Alberta Court of Appeal tees up an argument for western separation
By Bruce Pardy for the Financial Post
Last week, the Alberta Court of Appeal ruled that the federal Impact Assessment Act is an unconstitutional infringement on provincial powers. In a 121-page judgment, four of the panel’s five judges said Parliament had taken a wrecking ball to the constitutional right of the citizens of Alberta, Saskatchewan, and other provinces to have their natural resources developed for their benefit. The decision championed Canada’s federal system as fundamental to the country’s existence. In so doing, however, and depending on what happens next, it sets up an effective argument for western separation.
The Impact Assessment Act (IAA), passed in 2019 as Bill C-69, replaced the Canadian Environmental Assessment Act 2012 and the National Energy Board Act. In some respects, the new assessment statute resembles the old one. Both embody the idea that environmental assessment is merely process, an empty shell within which governments do as they deem best, ad hoc and case-by-case, without environmental rules, standards, or rights to apply. Environmental assessment provides government with broad discretion to seek the public interest — which they are empowered to conceive in their own self-image.
But C-69 differs from its predecessor in its breadth. Not only does it expand the environmental, social, and economic factors to be taken into account, including gender-based analysis and climate-change accounting, but it also extends the potential reach of the federal process to any project designated by cabinet or the minister of the environment, including projects situated wholly within a province, such as oil sands developments.
The government of Alberta, which referred the case to the court, characterized the IAA as a Trojan horse that effectively gives Ottawa a veto over the development of provincial natural resources, even though section 92 of the constitution reserves “local works and undertakings” to the provinces while section 92A explicitly gives them jurisdiction over natural resources. The majority on the panel agreed with Alberta, finding that the IAA constituted “a breathtaking pre-emption of provincial legislative authority.”
With one key exception that I will turn to momentarily, the court’s decision was logical and well argued. You might think, therefore, that things have now been put right in the federation. Unfortunately, but also predictably, the federal government has indicated it intends to appeal the decision to the Supreme Court of Canada.
We have seen this show before. In February 2020, the Alberta Court of Appeal found the federal carbon tax to be unconstitutional, concluding that Ottawa had no right to encroach upon provincial jurisdiction merely by citing climate change and greenhouse gas emissions as a national concern. The following year, a majority at the Supreme Court overturned that conclusion, instead confirming decisions from the Ontario and Saskatchewan courts of appeal that had held the carbon tax a permissible exercise of the federal government’s residual “peace, order, and good government” power under section 91. According to its judgment, establishing a minimum national carbon tax to reduce greenhouse gas emissions constituted a “national concern” because climate change was “an existential threat to human life in Canada and around the world.” Because provinces, whether acting alone or together, were constitutionally incapable of establishing minimum national carbon pricing standards, provincial inaction would have grave consequences for extra-provincial interests.

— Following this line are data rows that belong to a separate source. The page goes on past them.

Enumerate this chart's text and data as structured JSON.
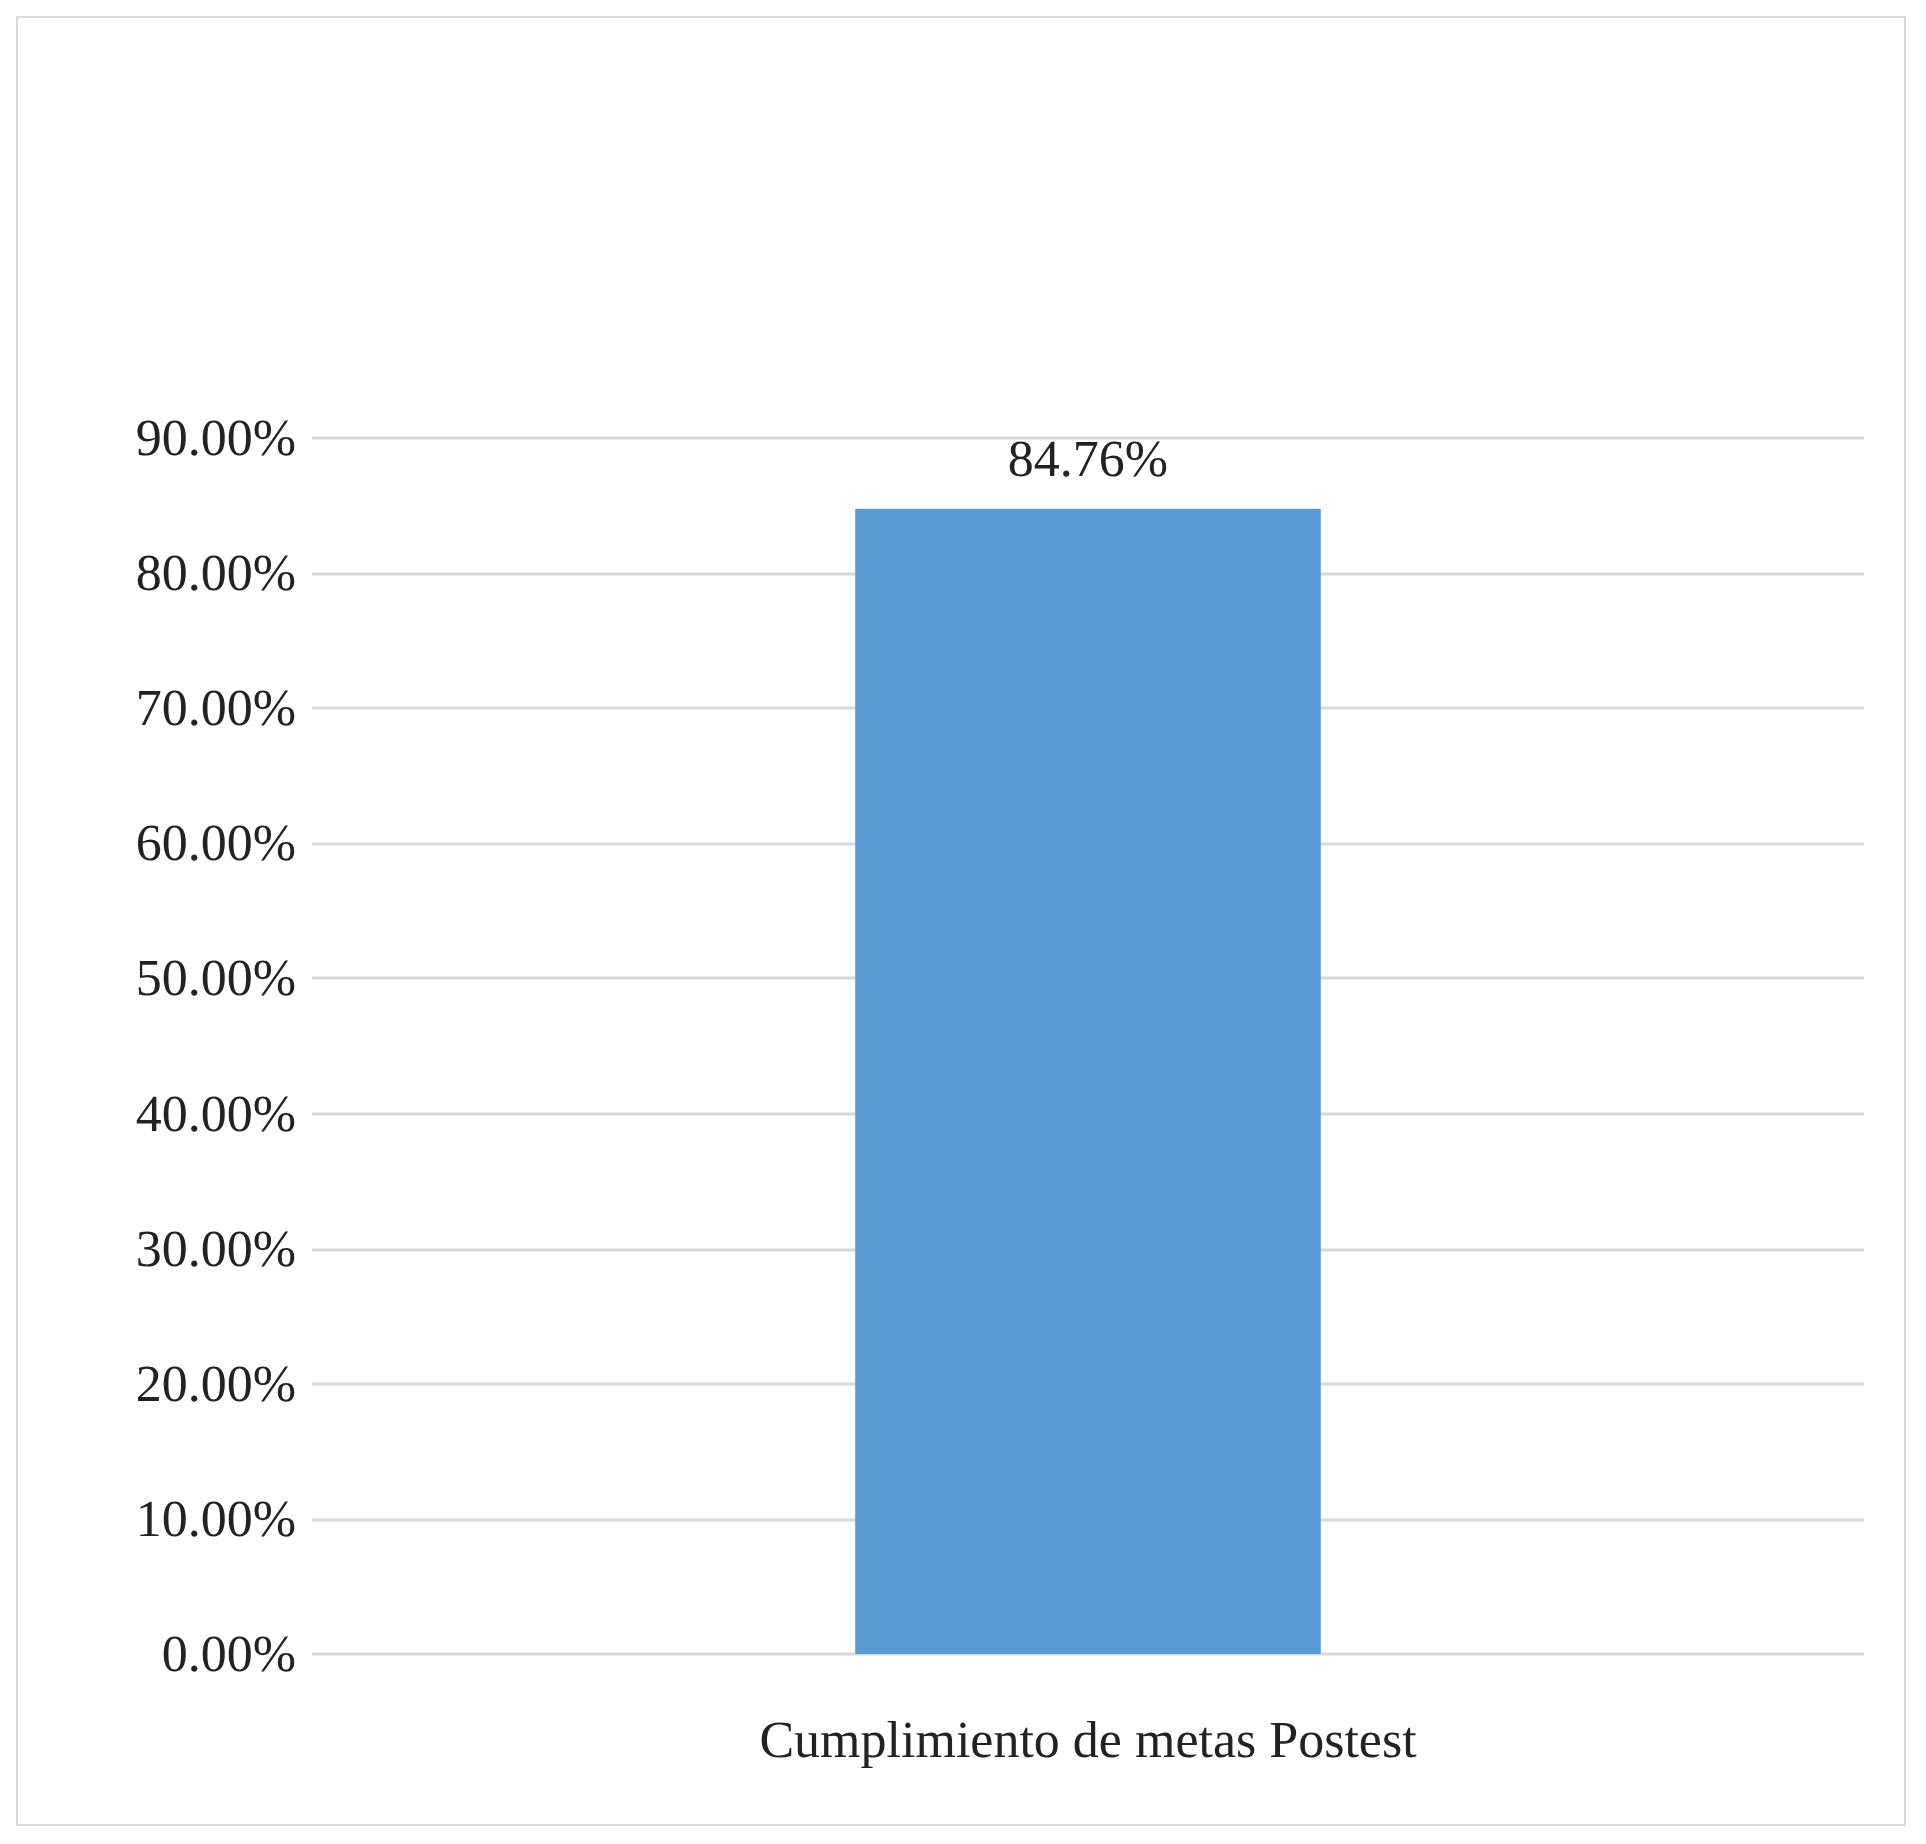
{
  "chart_data": {
    "type": "bar",
    "categories": [
      "Cumplimiento de metas Postest"
    ],
    "series": [
      {
        "color": "#5b9bd5",
        "values": [
          84.76
        ],
        "value_labels": [
          "84.76%"
        ]
      }
    ],
    "ylim": [
      0,
      90
    ],
    "yticks": [
      {
        "value": 0,
        "label": "0.00%"
      },
      {
        "value": 10,
        "label": "10.00%"
      },
      {
        "value": 20,
        "label": "20.00%"
      },
      {
        "value": 30,
        "label": "30.00%"
      },
      {
        "value": 40,
        "label": "40.00%"
      },
      {
        "value": 50,
        "label": "50.00%"
      },
      {
        "value": 60,
        "label": "60.00%"
      },
      {
        "value": 70,
        "label": "70.00%"
      },
      {
        "value": 80,
        "label": "80.00%"
      },
      {
        "value": 90,
        "label": "90.00%"
      }
    ],
    "grid": true
  }
}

When the IAA case arrives before it, the Supreme Court may again uphold the federal government’s encroachment on provincial powers. Yes, a different statute is in question and the legal issues are not exactly the same, but the cases are conceptually similar. Before the Alberta court, the federal government echoed the logic of the carbon tax decision, arguing that resource projects normally under provincial jurisdiction could produce environmental impacts significant enough to amount to a national concern and therefore be a matter over which the federal government could legitimately exercise its authority.
Which brings us to the stumble in the Alberta Court of Appeal judgment. Early on, this sentence appears: “Climate change constitutes an existential threat to Canada.” Ceding this ground gives oxygen to the federal case. The Alberta court, like the courts involved in the carbon tax decisions, treats this assertion as though it is self-evidently true. But it is nothing of the sort, and without a full evidentiary record the court had no reason to reach this categorical conclusion and undermine its own decision.
If the Supreme Court does overturn the Alberta decision and upholds the constitutionality of the IAA, what are western oil-rich provinces to think? The kind of control that Ottawa will have seized through the IAA is quite different from, yet also quite reminiscent of, the National Energy Program of the 1980s. From the time Bill C-69 was introduced, the Trudeau government has signalled its hostility to fossil fuel development, its disdain for the fortunes of western provinces built on fossil fuel production, and its disregard for the autonomy of provinces built into the Constitution.
The Constitution is a deal. If Alberta and Saskatchewan resolved to leave, could anyone blame them?
Bruce Pardy is executive director of Rights Probe, professor of law at Queen’s University, and senior fellow with the Fraser Institute.